| N.J. | Nov 15, 1896

*430The opinion of the court was delivered by

Beasley, Chief Justice.

This writ of error rests upon the assumption that when, in the criminal court, an order was entered in the minutes thafput an end to the then pending prosecution, that thereby the obligation of the recognizor was conclusively discharged. In the brief of counsel, the problem is thus formulated: “ The entry of a nolle prosequi by the order of the court, on motion of the prosecutor, is a discharge of the bail.”

But this court is of opinion that this contention is a manifest fallacy. In order to sustain the proposition, it would be necessary to suppress an important and clearly-expressed stipulation in the recognizance itself. As appears from the pleading in the case, this instrument now in question is in the proper and customary form, and imposes a twofold objection—that is to say, that the defendant in the indictment will first appear and stand to and abide “the order and judgment of the court in the premises, and in the second place, will not depart the said court without leave.” In the present instance, this latter stipulation was admittedly violated, as there is no pretence that the withdrawal of the defendant from the court had been judicially sanctioned.

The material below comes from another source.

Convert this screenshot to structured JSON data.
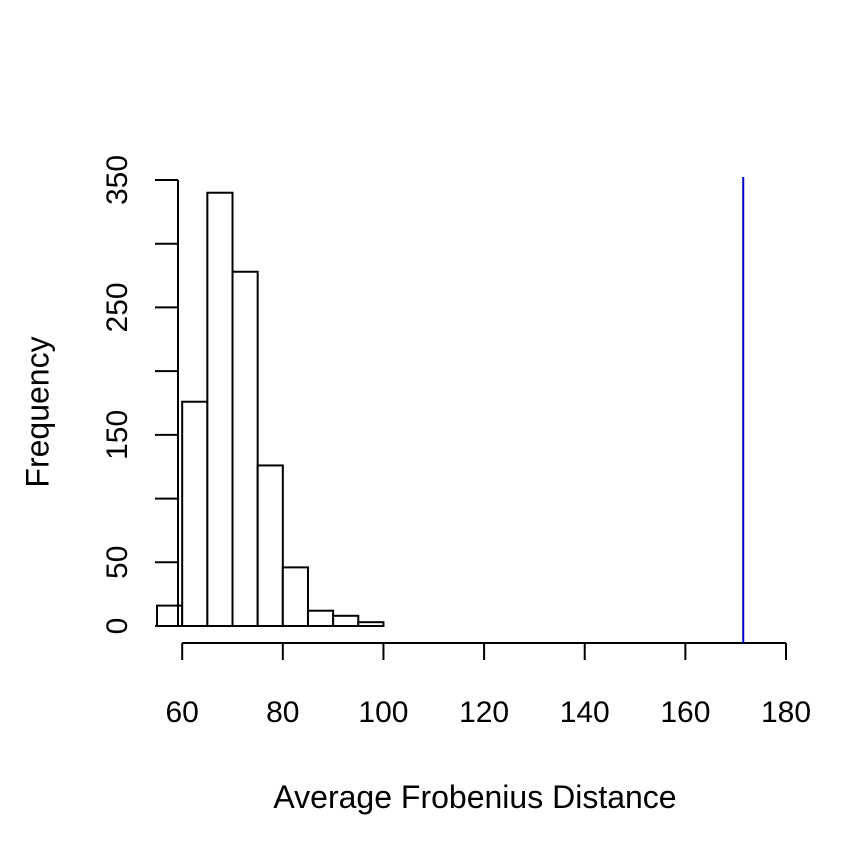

And it is also to be noted that this engagement that the defendant will not depart the court without leave is not merely ancillary to the promise that he will abide the judgment of the court, but it is an additional and independent term of the contract. In its absence, our criminal procedure would be radically imperfect. It is intended to provide, and does provide, for the occasion when a particular form of prosecution may be terminated, but when, in another mode, the prosecution is to be continued. In the case before the court, a nolle prosequi was entered, the effect of which was, if it remained in force, to vacate and annul the then existing indictment, but it did not conclude the prosecution for the offence, for another indictment could have been found. And if, in that condition of things, the prosecutor had stated to the court that the state intended to present the matter to the next *431grand jury, it is obvious that the court, if applied to, would not have ordered an exoneration to have been entered on the bail-piece. The importance, therefore, of the requisition that the defendant in the prosecution cannot be discharged until he has obtained formal judicial consent to such result, is plainly apparent. In the present instance, there is much reason to believe that if the motion had been made to discharge the prisoner on the ground that a nolle prosequi had occurred, such motion would have been rejected, inasmuch as the rule for judgment on the abandonment of the existing procedure was ordered to be erased from the minutes, the implication being that the entry had been made by mistake or without authority. If this were a case in which a judgment putting an end absolutely to the prosecution for the offence, such as would ensue in a verdict of acquittal or conviction, an entirely different question from that we are .now considering would have been presented, for, in view of such a final determination, the stipulation not to depart from the court without leave would have been bereft of all substantial force. What the effect of such a course of law would be it is not necessary to consider. All that the court at present decides is that the cessation of the criminal proceeding in a certain form, leaving a potentiality of its further prosecution in a different method, does not, ipso facto, discharge the defendant from the obligation of his recognizance.

As it appears from the record before us that the defendant did depart the court without leave, the recognizance was thereby forfeited, and the judgment should therefore be affirmed.

*For affirmance—The Chancellor, Depue, Gummere, Magie, Van Syckel, Bogert, Krueger, Nixon. 8.

For reversal—Garrison, Barkalow, Dayton, Hendrickson. 4.

Chief Justice Beasley was prevented by sickness from being present when this cause was disposed of.